1 Mayıs kutlamaları özellikle;  emeğin, sermâye tarafından dâima sömürüldüğüne inanıldığı ortamlarda ve zaman içerisinde, sol çevrelerin, sendikaların ve sermâye aleyhtarlarının kışkırtmalarıyla daha da sertleşti.  Diyalektik materyalizmden beslenen bu kışkırtmalar, uygun gördükleri kişilerin kafalarına; önce, işçi ile patronun bir araya gelemeyeceği görüşünü yerleştirdiler. Sonra da özellikle işçi kesimini  en büyük sömürgen olarak gördükleri patronlara düşman hâline getirdiler.  Günün birinde, işler çığırından çıktı, 1 Mayıslar, sağ – sol çatışmalarının yoğunlaştığı kanlı eylemler günü oldu.

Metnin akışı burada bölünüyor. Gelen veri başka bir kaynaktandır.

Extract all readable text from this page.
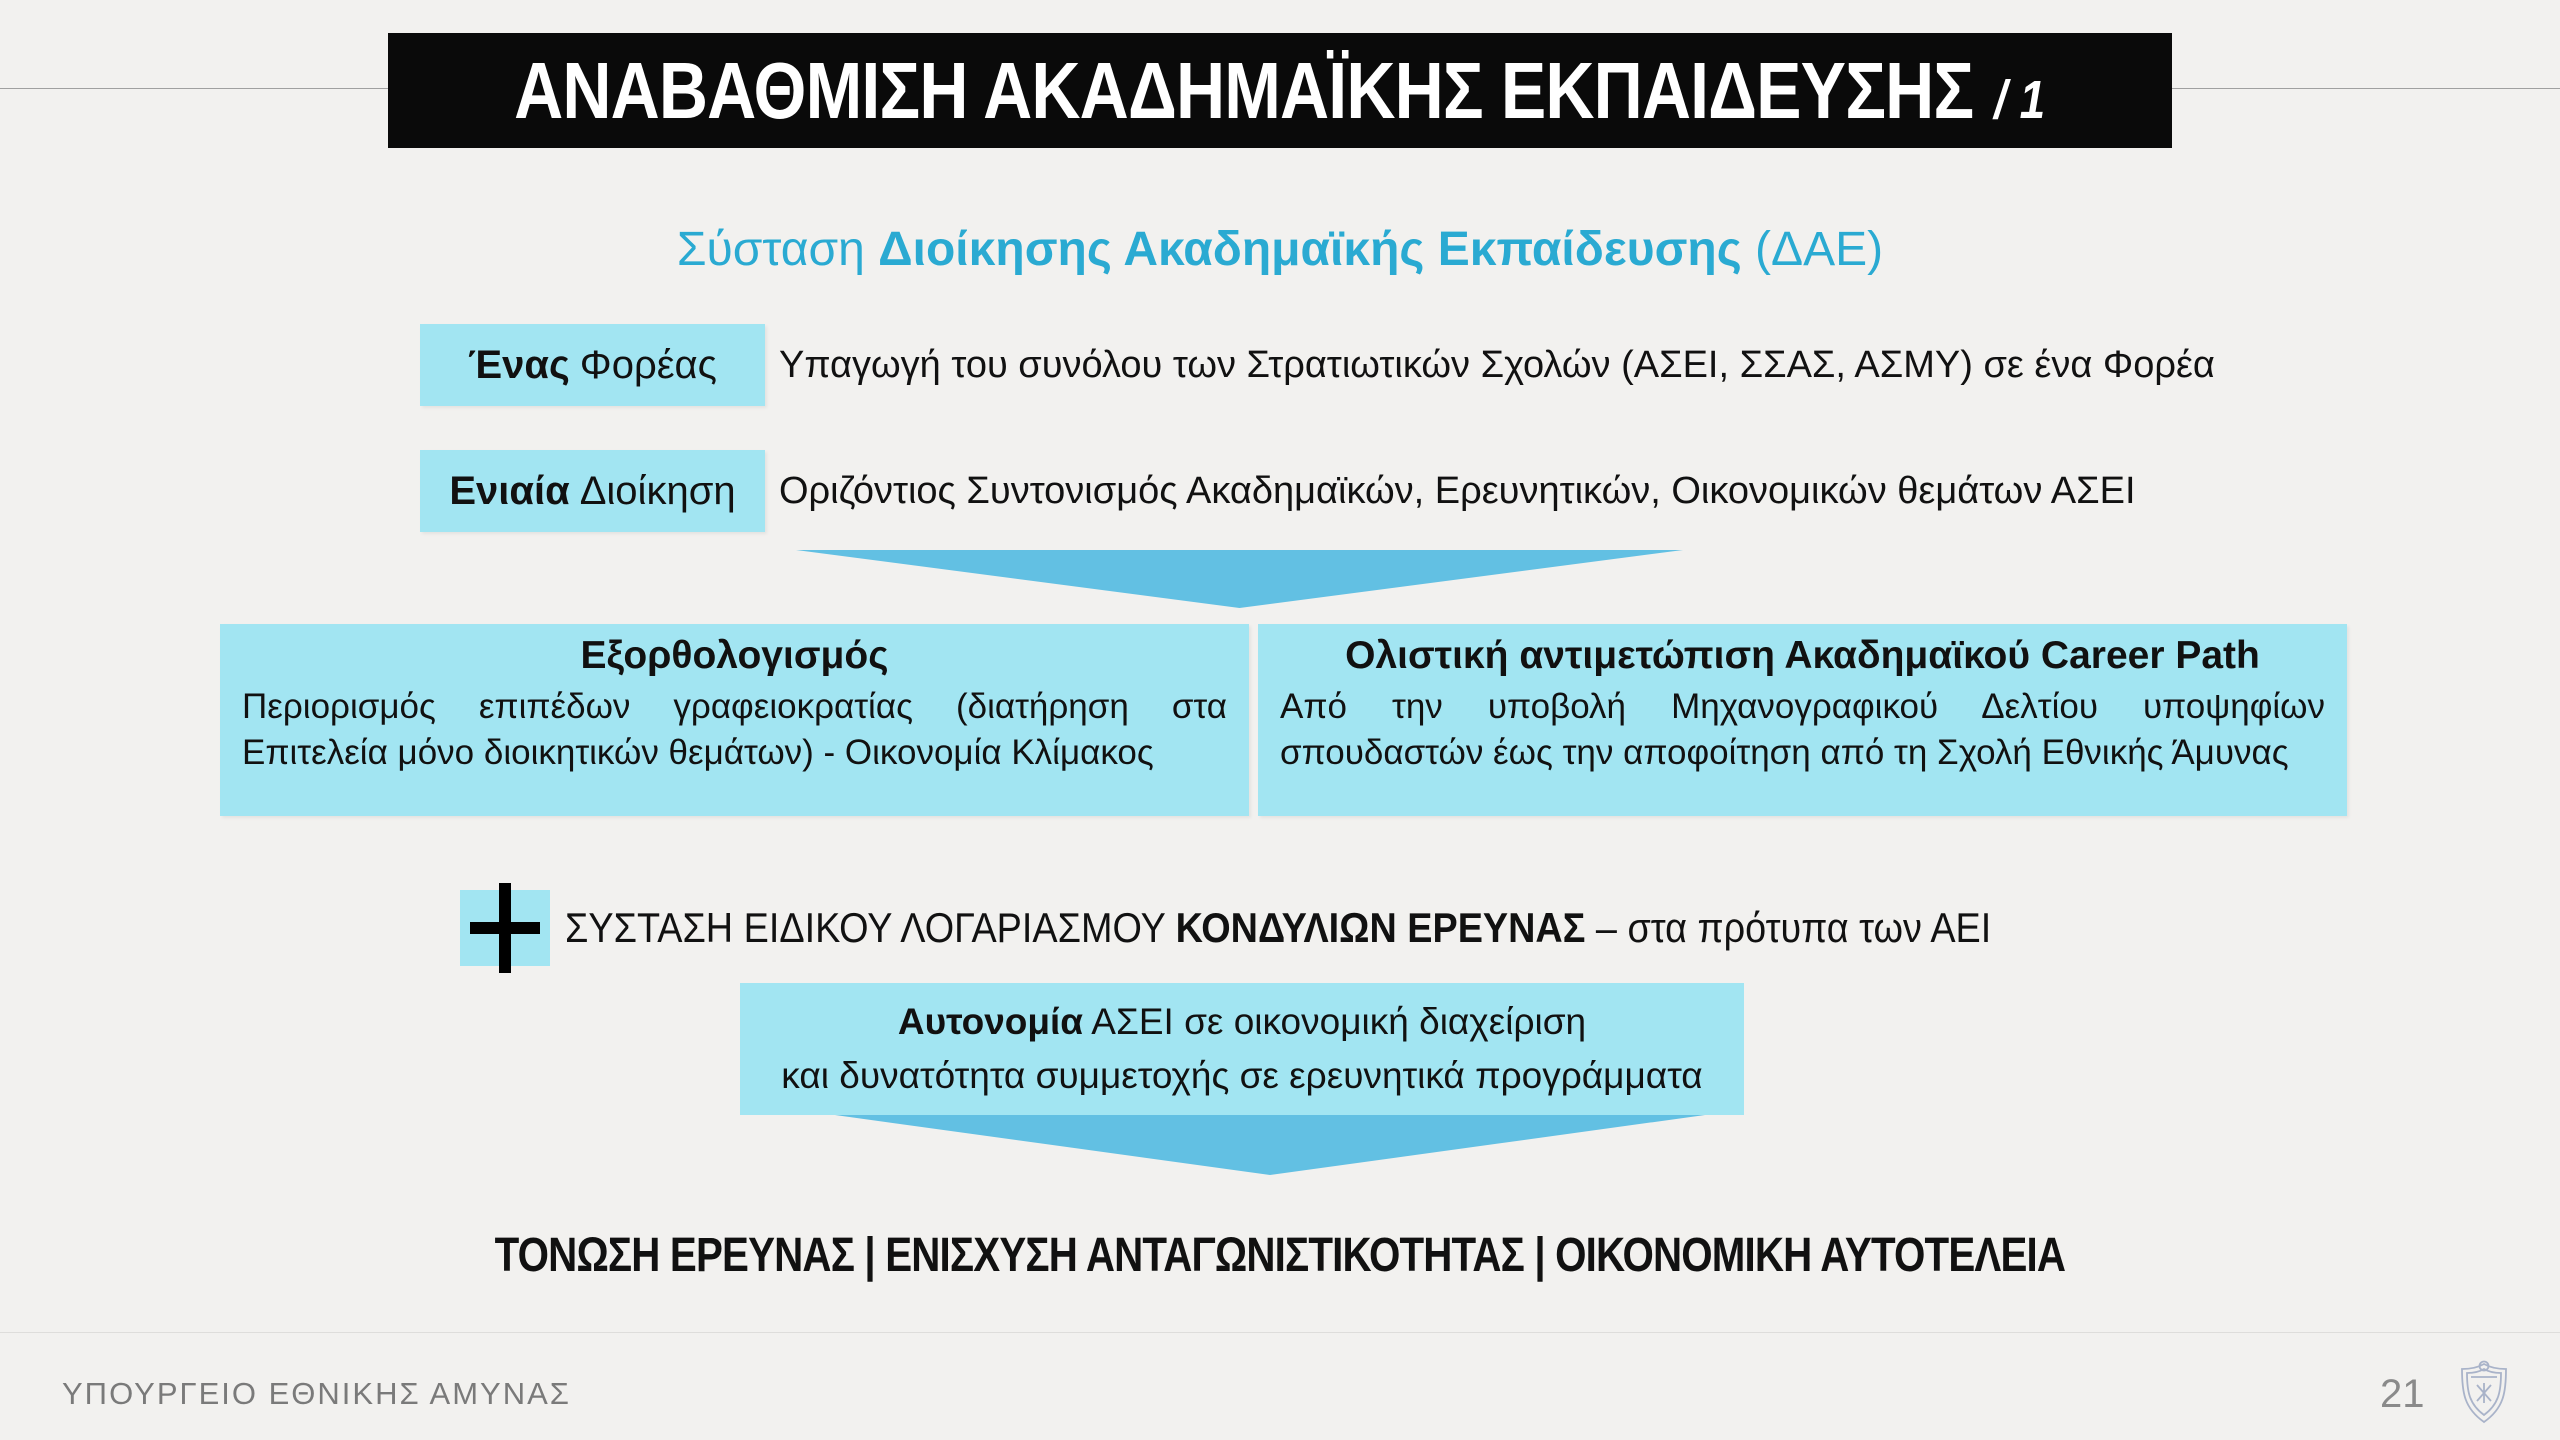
ΑΝΑΒΑΘΜΙΣΗ ΑΚΑΔΗΜΑΪΚΗΣ ΕΚΠΑΙΔΕΥΣΗΣ / 1
Σύσταση Διοίκησης Ακαδημαϊκής Εκπαίδευσης (ΔΑΕ)
Ένας Φορέας Υπαγωγή του συνόλου των Στρατιωτικών Σχολών (ΑΣΕΙ, ΣΣΑΣ, ΑΣΜΥ) σε ένα Φορέα
Ενιαία Διοίκηση Οριζόντιος Συντονισμός Ακαδημαϊκών, Ερευνητικών, Οικονομικών θεμάτων ΑΣΕΙ
Εξορθολογισμός
Περιορισμός επιπέδων γραφειοκρατίας (διατήρηση στα Επιτελεία μόνο διοικητικών θεμάτων) - Οικονομία Κλίμακος
Ολιστική αντιμετώπιση Ακαδημαϊκού Career Path
Από την υποβολή Μηχανογραφικού Δελτίου υποψηφίων σπουδαστών έως την αποφοίτηση από τη Σχολή Εθνικής Άμυνας
ΣΥΣΤΑΣΗ ΕΙΔΙΚΟΥ ΛΟΓΑΡΙΑΣΜΟΥ ΚΟΝΔΥΛΙΩΝ ΕΡΕΥΝΑΣ – στα πρότυπα των ΑΕΙ
Αυτονομία ΑΣΕΙ σε οικονομική διαχείριση
και δυνατότητα συμμετοχής σε ερευνητικά προγράμματα
ΤΟΝΩΣΗ ΕΡΕΥΝΑΣ | ΕΝΙΣΧΥΣΗ ΑΝΤΑΓΩΝΙΣΤΙΚΟΤΗΤΑΣ | ΟΙΚΟΝΟΜΙΚΗ ΑΥΤΟΤΕΛΕΙΑ
ΥΠΟΥΡΓΕΙΟ ΕΘΝΙΚΗΣ ΑΜΥΝΑΣ	21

İşçi kesimi ve temsilcileri; 1 Mayısları, çalışanlar arasında  birlik, dayanışma ve haksızlıklarla mücâdele günü, emeğin hak talebi günü olarak  kabul ettiklerini belirtiyorlar. Birlik, dayanışma ve haksızlıklarla mücâdele… Bunlar, takdirle karşılanacak kavramlardır. Bu temiz kavramların kanla kirletilmemesi arzu edilir. Hakları, imtiyazlılar ve gücü temsil edenler arasında paylaştıran düzeni savunmak ne kadar yanlış ise; bu yanlışlığı, vurup kırmalarla – kan dökerek önlemeye çalışmak  da  o derece  zararlıdır. Tarihte, hak arayışlarında ölçüyü kaçıranların hayatlarını kaybettikleri çok görülmüştür. Fakatkanlı gösterilen sâyesinde kazanılan hiçbir hak olmamıştır.

BİZDE 1 MAYIS

Ülkemizde ilk 1 Mayıs kutlaması, 1909 yılında gerçekleştirildi. İkinci Meşrutiyet döneminde Üsküp’te, 1911 yılında Selânik’te, 1912 yılında İstanbul’da gösteriler yapıldı.  1 Mayıs 1921 tarihinde İstanbul’da, Şirket-i Hayriye (3) ve Tramvay işçileri gösteri düzenlediler.  1 Mayıs 1922 tarihinde İmalât-ı Harbiye (4) işçileri Ankara’da 1 Mayıs için miting düzenlediler. 1923 yılına gelindiğinde, gösteriler; Mersin, İzmir, İzmit ve Adapazarı’na yayıldı.  1924 yılında işçilerin fazla olduğu  daha çok merkezde toplantılar düzenlendi. 1925 – 1932 yılları arasında 1 Mayıs gösterileri yasak kapsamında kaldı.  En büyük işçi eylemi, 1 Mayıs 1976’da gerçekleştirildi. 1 Mayıs 1977 tarihinde İstanbul’da, Taksim Meydanı’nda yapılan mitingde, 34 kişi öldü, 93 kişi yaralandı.  12 Eylül 1981 tarihinde, Türkiye’de 1 Mayıs günü, resmî tâtil olmaktan çıkartıldı, 1 Mayıs kutlamalarının meydanlarda gerçekleştirilmesi  yasaklandı. 1996 yılına kadar 1 Mayıslar kapalı salonlarda  kutlandı. Yasaklamadan sonra salon dışındaki  ilk  1 Mayıs gösterileri  1996 yılında, Kadıköy’de yapıldı. Bu gösterilerde, mağazaların vitrin camları kırıldı, yağmalamalar oldu, üç kişi öldü. Frenleyemediği yıkıcı – kırıcı emellerini, çiçekleri beyzbol sopası ile döven kızın  fotoğrafı, bu gösterilerin sembolü olarak zihinlere yerleşti.

*   *   *

Günümüzde,  soğuk savaş  dönemi gerilerde kaldı.  İşçileri, kanlı savaşlara âlet eden komünist rejim  yıkıldı. Terörist eylemlerle hak aramaya kalkışanların bir kısmı, yaşama haklarını bile kaybettiler. Kin ve nefret kusarak, kan dökülerek  hak elde edilemeyeceği anlaşılmış olmalı.  Devlet, 1 Mayıslara anti sol söylemlerle karşı çıkıyordu. Sağduyulu insanlarımız,  hak arayışları ile vitrim camı kırmak – yağmalama yapmak arasında bir ilişki kuramıyordu. Bu sebeple 1 Mayıs’larda korkular içerisinde idi.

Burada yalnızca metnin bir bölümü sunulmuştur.